Scientists at the Georgia Institute of Technology have developed a way to give fuel cell catalysts better catalytic activity and longevity using platinum and graphene.

In a study featured in the journal Advanced Functional Materials, researchers at Georgia Tech's School of Materials Science and Engineering successfully combined two atom-thick platinum films with graphene to produce fuel cell catalysts with superior stability over bulk platinum.

Using Platinum-Based Fuel Cell Catalysts

Fuel cell manufacturers often use platinum to make catalysts because of its ability to reduce oxidation reaction. However, the material is very expensive to use, especially in large quantities. This inspired researchers to look into ways on how to utilize platinum is smaller amounts without sacrificing catalytic activity during experiments.

Faisal Alamgir, an associate professor at Georgia Tech and one of the authors of the study, discussed the challenges that scientists face when developing platinum-based fuel cell catalysts.

"There's always going to be an initial cost for producing a fuel cell with platinum catalysts, and it's important to keep that cost as low as possible," Alamgir said.

"But the real cost of a fuel cell system is calculated by how long that system lasts, and this is a question of durability."

Alamgir added that recent studies have focused on using catalytic systems without including platinum. However, there is still no alternative method that could yield the same catalytic activity and durability of the material.

Combining Platinum Films With Graphene

For their work, Alamgir and his colleagues developed new systems that make use of atomically-thin platinum films combined with a layer of graphene. The method allowed the researchers to maximize the available surface area of platinum when trigger catalytic reactions. It also helped lower the amount of the material needed for experiments.

Catalytic systems that make use of platinum often depend on metal nanoparticles that have been chemically bonded to a support surface. The atoms found in this surface are the ones responsible for triggering the catalytic activity, leaving the atoms beneath it relatively underutilized during the process.

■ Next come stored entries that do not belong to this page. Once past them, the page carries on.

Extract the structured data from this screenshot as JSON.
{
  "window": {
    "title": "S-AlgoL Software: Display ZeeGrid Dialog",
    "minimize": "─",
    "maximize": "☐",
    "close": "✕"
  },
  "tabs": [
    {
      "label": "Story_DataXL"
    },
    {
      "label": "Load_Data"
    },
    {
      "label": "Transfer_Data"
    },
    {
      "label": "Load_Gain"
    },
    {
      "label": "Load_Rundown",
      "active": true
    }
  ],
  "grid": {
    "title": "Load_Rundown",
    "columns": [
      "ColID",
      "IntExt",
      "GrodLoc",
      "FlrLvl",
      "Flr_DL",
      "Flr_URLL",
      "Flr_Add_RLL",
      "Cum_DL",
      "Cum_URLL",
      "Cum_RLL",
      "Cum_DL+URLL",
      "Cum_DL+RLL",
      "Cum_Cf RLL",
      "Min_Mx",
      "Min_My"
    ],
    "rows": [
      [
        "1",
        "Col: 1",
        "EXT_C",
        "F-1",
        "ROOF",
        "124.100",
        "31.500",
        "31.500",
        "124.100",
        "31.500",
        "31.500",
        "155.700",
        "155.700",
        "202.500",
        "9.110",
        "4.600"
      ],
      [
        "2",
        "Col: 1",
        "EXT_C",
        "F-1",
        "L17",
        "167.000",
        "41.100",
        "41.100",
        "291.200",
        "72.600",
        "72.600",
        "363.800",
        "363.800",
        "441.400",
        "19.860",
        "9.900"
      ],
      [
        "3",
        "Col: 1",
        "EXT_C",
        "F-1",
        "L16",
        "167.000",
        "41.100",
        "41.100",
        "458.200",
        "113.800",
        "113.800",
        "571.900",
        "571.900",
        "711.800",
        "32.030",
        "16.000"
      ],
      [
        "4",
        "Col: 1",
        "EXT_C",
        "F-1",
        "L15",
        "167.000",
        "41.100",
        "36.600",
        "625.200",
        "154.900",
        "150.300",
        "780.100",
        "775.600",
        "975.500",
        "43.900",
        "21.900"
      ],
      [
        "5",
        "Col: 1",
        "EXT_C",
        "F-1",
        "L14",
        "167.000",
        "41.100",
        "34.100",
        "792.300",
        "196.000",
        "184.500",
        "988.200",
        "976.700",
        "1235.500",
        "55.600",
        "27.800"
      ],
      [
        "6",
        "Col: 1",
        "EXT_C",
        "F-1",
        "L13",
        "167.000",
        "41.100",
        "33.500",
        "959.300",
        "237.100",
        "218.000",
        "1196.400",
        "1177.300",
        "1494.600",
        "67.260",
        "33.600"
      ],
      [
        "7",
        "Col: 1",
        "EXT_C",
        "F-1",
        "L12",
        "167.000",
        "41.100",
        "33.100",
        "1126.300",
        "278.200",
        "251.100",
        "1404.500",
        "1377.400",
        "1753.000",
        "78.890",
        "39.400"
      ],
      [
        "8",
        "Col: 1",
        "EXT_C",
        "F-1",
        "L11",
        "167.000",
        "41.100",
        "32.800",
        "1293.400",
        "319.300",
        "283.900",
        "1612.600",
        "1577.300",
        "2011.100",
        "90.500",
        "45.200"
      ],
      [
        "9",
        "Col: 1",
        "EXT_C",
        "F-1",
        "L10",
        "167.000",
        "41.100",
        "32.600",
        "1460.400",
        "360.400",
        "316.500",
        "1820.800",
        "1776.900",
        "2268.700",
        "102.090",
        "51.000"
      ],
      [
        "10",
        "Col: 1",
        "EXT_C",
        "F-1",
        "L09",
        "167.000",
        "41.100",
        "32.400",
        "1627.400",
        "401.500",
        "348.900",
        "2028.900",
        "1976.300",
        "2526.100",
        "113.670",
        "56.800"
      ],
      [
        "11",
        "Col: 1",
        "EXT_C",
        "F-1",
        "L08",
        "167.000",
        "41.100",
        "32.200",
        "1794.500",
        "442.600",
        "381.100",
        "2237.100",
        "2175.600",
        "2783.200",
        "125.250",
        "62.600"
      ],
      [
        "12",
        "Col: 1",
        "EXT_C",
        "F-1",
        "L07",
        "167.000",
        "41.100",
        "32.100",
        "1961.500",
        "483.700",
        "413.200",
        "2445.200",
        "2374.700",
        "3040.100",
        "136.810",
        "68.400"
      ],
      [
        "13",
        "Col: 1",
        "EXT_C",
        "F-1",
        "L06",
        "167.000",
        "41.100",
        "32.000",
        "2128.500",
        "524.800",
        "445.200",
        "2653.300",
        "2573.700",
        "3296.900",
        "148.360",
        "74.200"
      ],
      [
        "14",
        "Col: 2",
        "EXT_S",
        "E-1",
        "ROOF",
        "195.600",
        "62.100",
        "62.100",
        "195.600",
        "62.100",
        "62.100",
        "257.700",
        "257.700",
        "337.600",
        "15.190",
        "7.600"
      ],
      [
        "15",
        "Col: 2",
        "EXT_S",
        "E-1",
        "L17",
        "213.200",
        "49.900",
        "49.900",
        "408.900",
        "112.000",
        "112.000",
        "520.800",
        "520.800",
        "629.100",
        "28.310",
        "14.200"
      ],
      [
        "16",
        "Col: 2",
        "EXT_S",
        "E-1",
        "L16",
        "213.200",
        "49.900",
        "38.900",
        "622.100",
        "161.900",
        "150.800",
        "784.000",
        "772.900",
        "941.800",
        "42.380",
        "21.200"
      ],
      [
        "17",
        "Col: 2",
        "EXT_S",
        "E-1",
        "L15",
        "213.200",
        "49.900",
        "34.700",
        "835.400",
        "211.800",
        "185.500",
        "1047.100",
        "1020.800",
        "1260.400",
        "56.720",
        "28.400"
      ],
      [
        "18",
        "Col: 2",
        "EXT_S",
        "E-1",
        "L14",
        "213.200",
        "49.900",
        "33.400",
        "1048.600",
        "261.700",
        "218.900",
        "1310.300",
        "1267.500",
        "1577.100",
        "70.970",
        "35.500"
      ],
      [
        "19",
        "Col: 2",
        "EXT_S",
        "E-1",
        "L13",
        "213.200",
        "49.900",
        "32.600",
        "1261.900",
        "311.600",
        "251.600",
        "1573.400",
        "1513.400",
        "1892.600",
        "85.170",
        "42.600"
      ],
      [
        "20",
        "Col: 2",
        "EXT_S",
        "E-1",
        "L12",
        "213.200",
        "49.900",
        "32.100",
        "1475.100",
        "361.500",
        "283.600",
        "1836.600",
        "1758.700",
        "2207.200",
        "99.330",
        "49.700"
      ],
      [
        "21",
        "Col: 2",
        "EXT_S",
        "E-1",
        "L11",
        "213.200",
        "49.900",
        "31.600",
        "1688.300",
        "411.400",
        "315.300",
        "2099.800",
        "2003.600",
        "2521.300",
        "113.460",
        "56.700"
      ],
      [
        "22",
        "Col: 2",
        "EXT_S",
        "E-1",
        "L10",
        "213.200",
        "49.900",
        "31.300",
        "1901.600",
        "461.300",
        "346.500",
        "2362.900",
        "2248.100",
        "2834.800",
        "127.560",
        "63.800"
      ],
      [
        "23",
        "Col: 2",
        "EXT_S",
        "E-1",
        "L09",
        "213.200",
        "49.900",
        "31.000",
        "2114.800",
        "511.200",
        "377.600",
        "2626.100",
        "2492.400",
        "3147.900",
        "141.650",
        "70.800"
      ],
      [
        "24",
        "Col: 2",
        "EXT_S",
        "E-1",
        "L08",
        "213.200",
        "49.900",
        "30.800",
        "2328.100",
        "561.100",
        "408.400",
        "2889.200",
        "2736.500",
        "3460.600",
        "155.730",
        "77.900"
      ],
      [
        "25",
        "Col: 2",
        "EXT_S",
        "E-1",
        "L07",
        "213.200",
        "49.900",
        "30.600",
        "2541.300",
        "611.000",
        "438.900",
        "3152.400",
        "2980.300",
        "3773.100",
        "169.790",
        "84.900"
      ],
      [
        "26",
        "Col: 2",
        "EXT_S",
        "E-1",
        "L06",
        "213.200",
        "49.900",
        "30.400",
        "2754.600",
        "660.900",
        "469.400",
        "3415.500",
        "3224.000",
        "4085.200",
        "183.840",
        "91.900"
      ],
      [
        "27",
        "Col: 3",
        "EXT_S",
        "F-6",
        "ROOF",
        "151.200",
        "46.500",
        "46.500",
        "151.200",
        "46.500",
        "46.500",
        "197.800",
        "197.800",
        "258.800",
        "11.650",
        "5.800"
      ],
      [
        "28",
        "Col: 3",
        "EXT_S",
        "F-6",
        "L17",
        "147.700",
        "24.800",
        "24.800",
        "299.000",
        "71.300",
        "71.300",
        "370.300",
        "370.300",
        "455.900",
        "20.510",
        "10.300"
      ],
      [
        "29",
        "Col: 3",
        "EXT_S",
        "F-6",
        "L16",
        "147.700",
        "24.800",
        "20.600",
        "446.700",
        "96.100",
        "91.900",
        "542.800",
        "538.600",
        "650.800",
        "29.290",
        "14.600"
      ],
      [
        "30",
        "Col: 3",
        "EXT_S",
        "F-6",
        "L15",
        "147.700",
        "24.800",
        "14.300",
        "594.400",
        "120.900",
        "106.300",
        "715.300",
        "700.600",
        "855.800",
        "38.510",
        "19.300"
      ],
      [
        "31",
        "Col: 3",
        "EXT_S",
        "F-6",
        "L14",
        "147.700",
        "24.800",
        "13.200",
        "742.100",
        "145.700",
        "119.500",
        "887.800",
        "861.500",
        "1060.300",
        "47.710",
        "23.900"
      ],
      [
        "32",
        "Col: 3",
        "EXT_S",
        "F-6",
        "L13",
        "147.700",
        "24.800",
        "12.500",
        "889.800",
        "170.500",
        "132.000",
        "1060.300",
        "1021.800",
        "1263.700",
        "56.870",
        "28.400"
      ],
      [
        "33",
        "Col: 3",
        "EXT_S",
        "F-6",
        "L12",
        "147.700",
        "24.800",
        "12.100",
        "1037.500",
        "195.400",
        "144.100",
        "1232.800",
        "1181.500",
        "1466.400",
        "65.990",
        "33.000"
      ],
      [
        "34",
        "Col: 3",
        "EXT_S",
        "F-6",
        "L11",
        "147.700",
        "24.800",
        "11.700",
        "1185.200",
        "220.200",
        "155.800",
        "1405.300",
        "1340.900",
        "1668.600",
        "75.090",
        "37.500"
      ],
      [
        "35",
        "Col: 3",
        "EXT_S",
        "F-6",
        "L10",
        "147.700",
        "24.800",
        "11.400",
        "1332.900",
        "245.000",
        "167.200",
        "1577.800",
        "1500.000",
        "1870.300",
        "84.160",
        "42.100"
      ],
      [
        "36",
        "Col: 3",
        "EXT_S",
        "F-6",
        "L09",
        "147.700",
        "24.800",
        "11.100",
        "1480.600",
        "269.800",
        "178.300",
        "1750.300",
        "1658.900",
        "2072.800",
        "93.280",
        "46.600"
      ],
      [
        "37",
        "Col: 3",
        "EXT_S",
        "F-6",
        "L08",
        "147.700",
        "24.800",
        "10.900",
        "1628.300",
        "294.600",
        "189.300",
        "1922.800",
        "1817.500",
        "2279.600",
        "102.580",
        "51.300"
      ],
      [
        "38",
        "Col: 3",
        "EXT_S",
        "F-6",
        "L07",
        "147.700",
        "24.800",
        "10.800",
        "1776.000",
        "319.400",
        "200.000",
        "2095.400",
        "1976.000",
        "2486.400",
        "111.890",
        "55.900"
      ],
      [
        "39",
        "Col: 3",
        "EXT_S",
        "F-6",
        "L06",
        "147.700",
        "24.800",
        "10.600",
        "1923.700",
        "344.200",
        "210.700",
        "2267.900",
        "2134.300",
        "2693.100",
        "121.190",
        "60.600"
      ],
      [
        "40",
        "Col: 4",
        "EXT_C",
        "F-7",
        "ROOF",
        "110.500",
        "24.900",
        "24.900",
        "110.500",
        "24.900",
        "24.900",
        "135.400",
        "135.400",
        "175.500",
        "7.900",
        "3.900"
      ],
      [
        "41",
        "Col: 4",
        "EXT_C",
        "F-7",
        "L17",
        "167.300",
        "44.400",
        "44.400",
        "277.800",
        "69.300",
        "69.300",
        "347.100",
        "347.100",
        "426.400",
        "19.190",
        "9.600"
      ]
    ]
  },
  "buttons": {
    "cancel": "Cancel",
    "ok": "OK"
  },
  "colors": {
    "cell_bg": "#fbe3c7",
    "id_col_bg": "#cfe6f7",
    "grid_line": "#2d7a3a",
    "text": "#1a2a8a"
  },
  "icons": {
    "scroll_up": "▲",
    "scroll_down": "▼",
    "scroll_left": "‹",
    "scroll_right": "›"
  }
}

Alamgir and his team were also able to show that films of platinum that are at least two atoms thick performed better than nanoparticle platinum in terms of dissociation energy. This measures the energy cost when dislodging platinum atoms on a given surface. The researchers found that these films could yield catalytic systems that can last longer.

Results suggest that the bond between neighboring atoms in the platinum film came together with another bond, this time between the film itself and the graphene layer. This gave the catalytic system better durability throughout the process.

Alamgir explained that metallic films below a certain thickness are often unsuitable for experiments because the bonds between them are not directional. Most of the time, these films roll over each other and often conglomerate to form a particle.

The researcher said this was not the case with graphene, which has been proven to be stable in two-dimensional forms even when they are only one atom thick. The material is known to have particularly strong covalent directional bonds between its neighboring atoms.

Alamgir and his team believe their new catalytic system could take advantage of graphene's directional bonding to help support atomically-thin platinum films.